Scenes involving the slimming camp and glowing images of lithe young people exercising and generally just being health itself (physically, if not mentally) channel certain Black Mirror episodes. And things do get weird. At one point Jiang has a fist fight with an imaginary fitness freak inside her own stomach.


Mostly though this is a film that has something to say, and the jokes and the hallucinatory stuff are all the entertainment that puts the bums on seats and that gets you to listen to the message. The sugar that makes the medicine go down. It’s about eating disorders and overweightness, yes, but a young boy’s cross-dressing character arc make it clear it's more accurate to describe the story as being about self-image and how (un)willing the world is to accept us for what we are, what we look like.

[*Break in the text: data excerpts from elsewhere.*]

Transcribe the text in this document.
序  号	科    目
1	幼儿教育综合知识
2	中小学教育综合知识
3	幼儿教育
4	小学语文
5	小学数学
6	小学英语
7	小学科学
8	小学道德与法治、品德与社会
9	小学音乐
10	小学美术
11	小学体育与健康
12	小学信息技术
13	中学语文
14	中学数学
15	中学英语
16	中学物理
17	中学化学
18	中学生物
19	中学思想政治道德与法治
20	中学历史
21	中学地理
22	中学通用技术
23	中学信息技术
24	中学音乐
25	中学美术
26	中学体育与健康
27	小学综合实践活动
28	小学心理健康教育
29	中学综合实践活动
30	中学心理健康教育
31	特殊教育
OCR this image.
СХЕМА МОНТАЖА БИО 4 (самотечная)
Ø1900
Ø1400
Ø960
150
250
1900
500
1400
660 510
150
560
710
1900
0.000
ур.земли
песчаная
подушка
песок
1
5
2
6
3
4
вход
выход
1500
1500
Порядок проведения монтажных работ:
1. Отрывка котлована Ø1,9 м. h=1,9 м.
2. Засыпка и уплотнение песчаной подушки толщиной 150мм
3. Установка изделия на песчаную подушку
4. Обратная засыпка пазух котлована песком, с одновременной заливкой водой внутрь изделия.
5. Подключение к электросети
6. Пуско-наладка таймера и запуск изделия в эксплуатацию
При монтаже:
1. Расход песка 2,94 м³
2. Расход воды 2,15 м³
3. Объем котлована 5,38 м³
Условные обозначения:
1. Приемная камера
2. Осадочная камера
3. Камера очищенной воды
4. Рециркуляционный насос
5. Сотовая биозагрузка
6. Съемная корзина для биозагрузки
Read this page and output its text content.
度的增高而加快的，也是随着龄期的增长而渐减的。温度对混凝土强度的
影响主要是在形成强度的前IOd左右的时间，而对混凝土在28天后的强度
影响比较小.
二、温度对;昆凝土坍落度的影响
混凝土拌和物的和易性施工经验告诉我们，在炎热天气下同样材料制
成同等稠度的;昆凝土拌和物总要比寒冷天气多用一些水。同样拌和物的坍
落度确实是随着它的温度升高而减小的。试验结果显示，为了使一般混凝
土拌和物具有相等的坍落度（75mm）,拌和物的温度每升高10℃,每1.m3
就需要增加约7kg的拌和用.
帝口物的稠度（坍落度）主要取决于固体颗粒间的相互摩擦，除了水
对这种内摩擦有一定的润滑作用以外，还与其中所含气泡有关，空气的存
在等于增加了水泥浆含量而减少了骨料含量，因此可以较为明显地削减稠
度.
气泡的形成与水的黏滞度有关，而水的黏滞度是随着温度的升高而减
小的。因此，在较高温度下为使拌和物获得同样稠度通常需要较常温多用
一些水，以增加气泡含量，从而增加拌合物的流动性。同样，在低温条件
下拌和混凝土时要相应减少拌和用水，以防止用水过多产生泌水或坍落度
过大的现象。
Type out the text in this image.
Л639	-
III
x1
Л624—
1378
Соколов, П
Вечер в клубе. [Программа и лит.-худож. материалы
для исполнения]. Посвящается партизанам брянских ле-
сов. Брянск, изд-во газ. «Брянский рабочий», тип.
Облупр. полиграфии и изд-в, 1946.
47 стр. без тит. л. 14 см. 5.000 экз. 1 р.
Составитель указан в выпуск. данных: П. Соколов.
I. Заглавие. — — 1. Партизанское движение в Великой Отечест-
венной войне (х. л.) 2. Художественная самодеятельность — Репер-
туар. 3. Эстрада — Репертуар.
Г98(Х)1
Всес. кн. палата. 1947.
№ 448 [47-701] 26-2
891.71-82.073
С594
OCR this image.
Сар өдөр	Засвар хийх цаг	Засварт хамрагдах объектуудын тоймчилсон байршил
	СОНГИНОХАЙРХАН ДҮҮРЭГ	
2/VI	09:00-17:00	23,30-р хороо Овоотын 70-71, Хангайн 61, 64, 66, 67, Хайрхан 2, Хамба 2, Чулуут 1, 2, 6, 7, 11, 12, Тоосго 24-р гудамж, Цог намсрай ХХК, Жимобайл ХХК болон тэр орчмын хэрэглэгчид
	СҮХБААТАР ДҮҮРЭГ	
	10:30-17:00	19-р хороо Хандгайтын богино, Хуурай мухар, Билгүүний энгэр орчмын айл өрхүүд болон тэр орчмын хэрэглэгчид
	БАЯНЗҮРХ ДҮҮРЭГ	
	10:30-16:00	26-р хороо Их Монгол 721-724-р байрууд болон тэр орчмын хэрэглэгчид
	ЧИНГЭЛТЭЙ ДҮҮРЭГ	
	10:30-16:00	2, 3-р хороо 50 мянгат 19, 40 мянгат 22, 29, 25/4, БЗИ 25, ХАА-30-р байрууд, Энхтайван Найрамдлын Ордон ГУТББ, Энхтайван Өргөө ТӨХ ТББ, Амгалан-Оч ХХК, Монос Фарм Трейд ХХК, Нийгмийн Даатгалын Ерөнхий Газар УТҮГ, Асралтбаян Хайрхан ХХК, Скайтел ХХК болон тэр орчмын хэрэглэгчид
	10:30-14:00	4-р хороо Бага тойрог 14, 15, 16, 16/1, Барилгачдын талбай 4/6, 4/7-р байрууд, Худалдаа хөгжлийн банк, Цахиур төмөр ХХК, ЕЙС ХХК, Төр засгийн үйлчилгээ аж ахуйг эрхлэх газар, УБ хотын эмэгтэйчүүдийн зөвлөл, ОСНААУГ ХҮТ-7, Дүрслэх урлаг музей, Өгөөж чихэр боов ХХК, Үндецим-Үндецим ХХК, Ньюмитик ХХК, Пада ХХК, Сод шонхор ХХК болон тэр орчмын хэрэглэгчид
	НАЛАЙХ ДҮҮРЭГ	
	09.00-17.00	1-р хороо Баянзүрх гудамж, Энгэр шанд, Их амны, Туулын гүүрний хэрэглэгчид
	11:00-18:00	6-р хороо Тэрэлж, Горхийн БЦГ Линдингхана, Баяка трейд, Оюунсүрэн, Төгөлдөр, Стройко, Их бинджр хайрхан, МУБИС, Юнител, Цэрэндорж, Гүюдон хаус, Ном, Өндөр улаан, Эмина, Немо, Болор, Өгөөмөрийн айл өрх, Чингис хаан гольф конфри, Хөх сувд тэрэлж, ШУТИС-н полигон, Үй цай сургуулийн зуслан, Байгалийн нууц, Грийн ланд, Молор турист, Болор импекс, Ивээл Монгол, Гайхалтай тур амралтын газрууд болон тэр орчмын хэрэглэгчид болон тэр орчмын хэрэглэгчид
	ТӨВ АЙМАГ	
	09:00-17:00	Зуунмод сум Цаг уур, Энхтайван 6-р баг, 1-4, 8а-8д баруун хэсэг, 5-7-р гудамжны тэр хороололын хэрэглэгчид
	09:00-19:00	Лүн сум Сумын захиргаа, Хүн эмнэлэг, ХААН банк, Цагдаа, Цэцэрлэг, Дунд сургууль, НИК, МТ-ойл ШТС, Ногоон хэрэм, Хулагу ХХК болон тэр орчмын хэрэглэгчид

What you get from this film will depend on what you bring to it. If you’re someone who’s particularly conscious of your body image or know someone who is, the bullying and the family pressures will cut much closer to the bone. If you don’t fall into that camp, you’ll come away feeling sympathetic for those that are.


Cinematographer Hao-jan Chang’s work is razor sharp and gorgeous, while Jia-Yin Tsai shines in a role that’s perfect for her, and that probably doesn’t come around very often. She and director Pei-Ju Hsieh have made themselves exciting new talents with this debut.